Despite all that, Papademos, a former ECB Vice-President, insisted he’s on target. “The government is proceeding effectively in the implementation of measures laid out in its program,” Papademos wrote in his blog, taking stock of his first month in government. But Finance Minister Evangelos Venizelos, who has implemented waves of tax hikes, including on the poor, said that is not currently being discussed with creditors, Papademos said that the budget would put Greece on the path to fiscal recovery if it is properly executed. “As long as it is implemented, it will substantially change the country’s fiscal position and pave the way for a gradual recovery from next year,” Papademos said. He noted he was able to get released a long-delayed $11 billion loan installment as part of the first rescue package, even though there has been no progress on the second, which includes a 50 percent write down of much of Greece’s debt, if reluctant international investors will agree.
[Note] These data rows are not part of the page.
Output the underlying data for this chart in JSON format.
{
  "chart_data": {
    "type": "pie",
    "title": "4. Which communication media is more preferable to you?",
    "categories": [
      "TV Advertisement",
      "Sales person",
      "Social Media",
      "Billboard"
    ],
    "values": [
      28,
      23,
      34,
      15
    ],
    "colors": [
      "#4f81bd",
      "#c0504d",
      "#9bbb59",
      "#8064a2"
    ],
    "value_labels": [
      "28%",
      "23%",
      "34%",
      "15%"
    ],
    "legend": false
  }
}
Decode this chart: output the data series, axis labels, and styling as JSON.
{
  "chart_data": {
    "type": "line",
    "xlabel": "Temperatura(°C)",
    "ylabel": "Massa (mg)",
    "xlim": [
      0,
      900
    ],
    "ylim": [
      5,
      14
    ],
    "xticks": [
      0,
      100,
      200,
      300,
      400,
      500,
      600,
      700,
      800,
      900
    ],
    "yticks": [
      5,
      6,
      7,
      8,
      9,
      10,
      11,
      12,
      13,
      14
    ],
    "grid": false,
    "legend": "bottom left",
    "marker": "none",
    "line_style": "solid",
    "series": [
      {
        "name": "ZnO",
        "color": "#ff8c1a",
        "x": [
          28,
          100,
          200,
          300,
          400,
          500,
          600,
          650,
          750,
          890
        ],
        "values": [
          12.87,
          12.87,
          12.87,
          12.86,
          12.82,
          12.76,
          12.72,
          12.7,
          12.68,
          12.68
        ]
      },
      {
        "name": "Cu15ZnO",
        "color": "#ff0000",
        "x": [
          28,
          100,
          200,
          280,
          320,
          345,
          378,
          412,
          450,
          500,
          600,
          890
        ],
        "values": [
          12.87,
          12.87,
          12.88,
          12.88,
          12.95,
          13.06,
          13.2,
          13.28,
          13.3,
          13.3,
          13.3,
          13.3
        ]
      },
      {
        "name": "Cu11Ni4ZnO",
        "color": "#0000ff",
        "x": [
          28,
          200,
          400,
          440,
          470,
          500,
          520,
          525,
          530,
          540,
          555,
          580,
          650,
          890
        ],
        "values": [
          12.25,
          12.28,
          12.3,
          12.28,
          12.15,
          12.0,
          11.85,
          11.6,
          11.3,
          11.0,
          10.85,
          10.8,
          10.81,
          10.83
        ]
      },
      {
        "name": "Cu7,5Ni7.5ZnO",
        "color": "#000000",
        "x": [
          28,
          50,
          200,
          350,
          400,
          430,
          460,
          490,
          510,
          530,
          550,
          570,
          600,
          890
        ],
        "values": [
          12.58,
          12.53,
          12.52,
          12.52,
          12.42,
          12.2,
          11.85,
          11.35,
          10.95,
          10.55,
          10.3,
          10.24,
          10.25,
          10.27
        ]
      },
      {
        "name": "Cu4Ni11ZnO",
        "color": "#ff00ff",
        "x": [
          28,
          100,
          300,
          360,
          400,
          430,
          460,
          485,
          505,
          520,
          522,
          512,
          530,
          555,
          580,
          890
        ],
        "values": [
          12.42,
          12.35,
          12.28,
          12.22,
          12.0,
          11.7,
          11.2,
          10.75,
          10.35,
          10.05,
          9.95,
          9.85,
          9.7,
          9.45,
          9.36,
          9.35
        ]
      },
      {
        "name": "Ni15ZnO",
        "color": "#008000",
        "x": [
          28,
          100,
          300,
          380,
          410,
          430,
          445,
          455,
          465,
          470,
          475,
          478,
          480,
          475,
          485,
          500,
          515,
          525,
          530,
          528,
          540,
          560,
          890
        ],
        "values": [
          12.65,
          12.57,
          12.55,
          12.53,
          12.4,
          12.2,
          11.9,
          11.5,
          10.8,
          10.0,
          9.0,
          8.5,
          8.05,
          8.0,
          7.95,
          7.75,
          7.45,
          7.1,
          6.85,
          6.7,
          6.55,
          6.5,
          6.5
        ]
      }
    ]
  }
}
The Wall Street Journal was particularly damning as it  also said the economy is shrinking far faster than political leaders said, attributing it to the inability of people to pay more and higher taxes, even as their pay has been cut. Those have included double taxation on property and income and many Greeks this week were hit with so-called “solidarity taxes” plus big increases in circulation passes required to drive automobiles, just before Christmas, which means their bonuses will have to go to paying the government instead of shopping, a death knell for many more businesses counting on the holiday season to survive. An unidentified finance official said that,  ““In 2012 we will be entering a fifth straight year of recession and there doubts we’ll be returning to growth in 2013,”  blaming a curb on bank loans, rising unemployment and a lack of consumer confidence. “The market is totally dry. We expect a budget deficit of around 10 percent this year, while recession could slightly exceed 6 percent,” he said.
The U.S. Ambassador to Greece, Daniel Smith, told the annual conference of the American-Hellenic Chamber of Commerce that Greece needs to grow its way out of recession, but urged the government to keep pressing on with austerity at the same time. “Only reform holds the promise of a brighter and more prosperous future,” he said. Smith drew attention to the competitive advantages that Greece can further leverage in its efforts to boost growth including the tourism and shipping sectors as well as the country’s potential in renewable energy. European Union funds constitute a source of liquidity for Greece, he said.